Out in Steam Early Access as of August 2, Thronefall is the latest game from indie studio Grizzly Games, the geniuses behind 2019’s super chill city builder, Islanders. You control a lone commander on horseback and set about building up a small kingdom while fending off waves of increasingly difficult enemies. It starts out simply enough, but new enemy types and increasingly complex maps add new hurdles for you to overcome. So far I’ve finished the tutorial and first two maps, and am absolutely in love with it.


Kindred spirits

Anyone who’s played Kingdom: New Lands or Two Crowns will see a lot of its inspiration in Thronefall, down to how you pop coins into slots to upgrade structures. But where those games were side-scrolling pixel art affairs, Grizzly Games’ latest is top-down, low-poly, and cuts down even further on the busy work.

There are only three factors to manage—gold, upgrades, and soldiers. During the day you visit nodes on the map to choose what to spend your gold on building. New houses and farms will earn more gold, while walls, watchtowers, and barracks will improve your defenses. It seem simple at first, but the streamlined economics offer just enough interesting trade-offs to make you think without turning every round into a mini deathmarch of planning and number crunching.

Gif: Grizzly Games / Kotaku

For example, you’ll want to spend most of your gold on buildings that generate revenue early on so you can start compounding your earnings. Leave yourself too defenseless, however, and you’ll get easily overrun. Barracks and archery ranges, meanwhile, let you choose which types of units to recruit. Knights are armored but slow, while pikemen are faster and have higher damage. Crossbow units are strong but short range, while ones with long bows can hit enemies that are farther away. Once you select which route to go, you’re locked in, making it important to plan for the future without getting bogged down in tons of possibilities.

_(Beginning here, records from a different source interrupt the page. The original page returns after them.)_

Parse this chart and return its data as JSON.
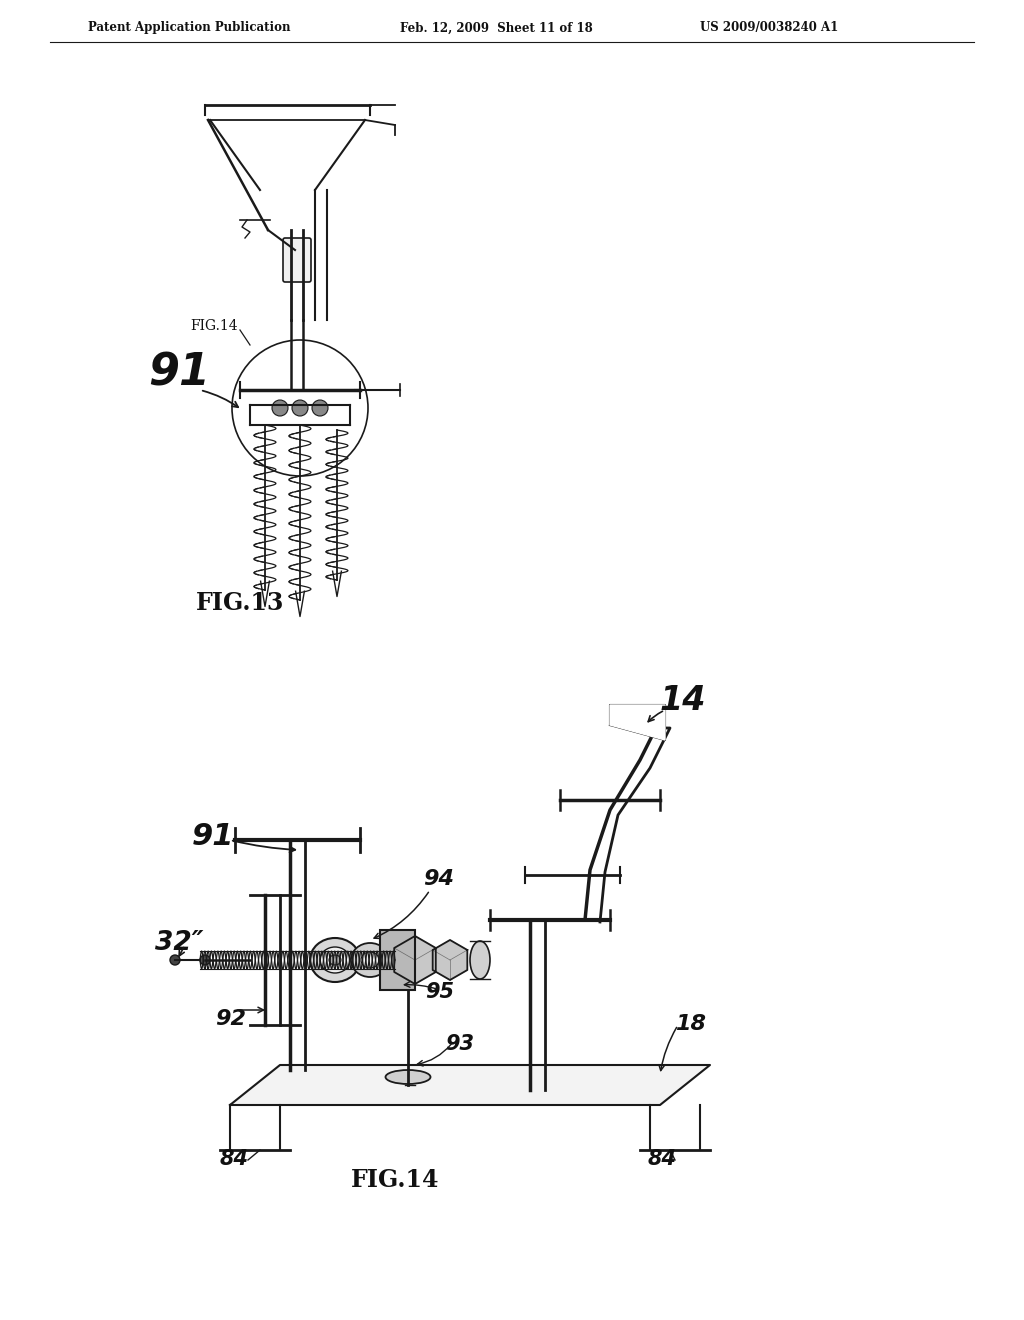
{
  "background_color": "#ffffff",
  "header_left": "Patent Application Publication",
  "header_mid": "Feb. 12, 2009  Sheet 11 of 18",
  "header_right": "US 2009/0038240 A1",
  "fig13_label": "FIG.13",
  "fig14_label": "FIG.14",
  "fig14_callout": "FIG.14",
  "label_91_fig13": "91",
  "label_91_fig14": "91",
  "label_32": "32″",
  "label_92": "92",
  "label_93": "93",
  "label_94": "94",
  "label_95": "95",
  "label_84a": "84",
  "label_84b": "84",
  "label_18": "18",
  "label_14": "14",
  "line_color": "#1a1a1a",
  "text_color": "#111111"
}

At night, you face off against mobs made up of all different unit types coming from multiple directions. Your armies will target whatever’s closest or you can marshall them around in small groups by walking up to them, clicking, and then having them follow you somewhere else. Your commander will also attack, take damage, and buff nearby units if certain upgrades are unlocked. That’s the extent of your moment-to-moment impact during fights, and it provides a nice balance between the micro-management of a full-blown real time strategy game and the completely hands-off approach of some city builders.

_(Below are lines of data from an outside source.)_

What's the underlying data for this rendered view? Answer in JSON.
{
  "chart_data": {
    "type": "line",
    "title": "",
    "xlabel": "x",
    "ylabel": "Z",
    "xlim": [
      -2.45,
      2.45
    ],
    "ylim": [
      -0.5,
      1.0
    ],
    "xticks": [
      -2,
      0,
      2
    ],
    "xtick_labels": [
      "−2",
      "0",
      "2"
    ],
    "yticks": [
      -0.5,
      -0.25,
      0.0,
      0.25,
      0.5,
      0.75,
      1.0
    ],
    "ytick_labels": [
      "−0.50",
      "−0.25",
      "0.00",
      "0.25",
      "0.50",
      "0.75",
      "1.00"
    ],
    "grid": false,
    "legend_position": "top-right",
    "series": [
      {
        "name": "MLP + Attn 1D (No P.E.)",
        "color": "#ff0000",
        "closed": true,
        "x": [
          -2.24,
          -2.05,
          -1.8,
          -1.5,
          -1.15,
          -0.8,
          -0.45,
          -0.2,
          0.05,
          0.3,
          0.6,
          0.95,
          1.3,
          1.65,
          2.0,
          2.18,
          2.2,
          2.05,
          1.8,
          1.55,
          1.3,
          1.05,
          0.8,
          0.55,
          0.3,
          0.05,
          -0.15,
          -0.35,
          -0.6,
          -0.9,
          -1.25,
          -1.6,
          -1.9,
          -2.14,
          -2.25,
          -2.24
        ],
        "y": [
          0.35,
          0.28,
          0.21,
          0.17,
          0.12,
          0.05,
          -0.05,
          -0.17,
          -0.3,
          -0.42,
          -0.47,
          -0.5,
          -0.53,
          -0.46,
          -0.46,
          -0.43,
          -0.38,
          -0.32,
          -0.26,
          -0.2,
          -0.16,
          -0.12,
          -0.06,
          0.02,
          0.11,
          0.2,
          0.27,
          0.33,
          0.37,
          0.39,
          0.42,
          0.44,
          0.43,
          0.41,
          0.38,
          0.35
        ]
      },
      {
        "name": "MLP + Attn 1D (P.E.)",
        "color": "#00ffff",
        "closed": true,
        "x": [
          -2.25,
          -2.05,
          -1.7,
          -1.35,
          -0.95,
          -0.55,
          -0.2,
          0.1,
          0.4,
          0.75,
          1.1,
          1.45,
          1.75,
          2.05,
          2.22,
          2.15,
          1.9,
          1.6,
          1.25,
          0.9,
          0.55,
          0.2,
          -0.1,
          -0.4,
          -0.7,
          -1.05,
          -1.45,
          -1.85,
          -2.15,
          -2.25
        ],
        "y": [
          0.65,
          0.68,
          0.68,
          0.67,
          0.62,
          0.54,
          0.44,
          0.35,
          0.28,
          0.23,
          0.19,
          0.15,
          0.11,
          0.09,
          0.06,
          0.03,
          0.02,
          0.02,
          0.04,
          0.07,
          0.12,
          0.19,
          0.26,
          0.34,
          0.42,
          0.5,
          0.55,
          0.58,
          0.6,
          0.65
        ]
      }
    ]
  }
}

The nicest thing about Thronefall is its upkeep. Units are slowly replenished for free as they die, and buildings that are destroyed automatically get resurrected at full health the next day. The only penalty is that they won’t generate more money for you if they were destroyed the round prior. Otherwise there’s no real negative consequence for getting completely steamrolled as long as you keep your central castle intact. In addition to cutting out a ton of tedium, it also reduces the anxiety and frustration associated with wasting resources. Thronefall focuses more on rewarding you for making smart decisions rather than punishing you for the bad ones.

Gif: Grizzly Games / Kotaku

“Getting older and caught in the usual swamp of work and responsibilities, we realized we don’t have the 100 hours to sink into the next super-complex game anymore,” Grizzly Games’ Paul Schnepf told Game Developer in an interview. “We felt there was a need for wholesome and deep, but also less time-consuming, experiences.”


I’ve enjoyed how breezy the game is, but I can definitely see the difficulty and complexity ramping up a bit further in. As you play you unlock additional perks that you can choose between at the start of each map, like whether to arm your commander with a spear or bow, or whether to increase your money generation or get bonus health for your castle. There’s also a set of mutators you can mess around with to increase the challenge and in turn raise your high score. I’m sure I’ll get there, but in the meantime it’s the little things I’m enjoying about Thronefall, like the super-satisfying clink of all the gold filling my coffer each morning.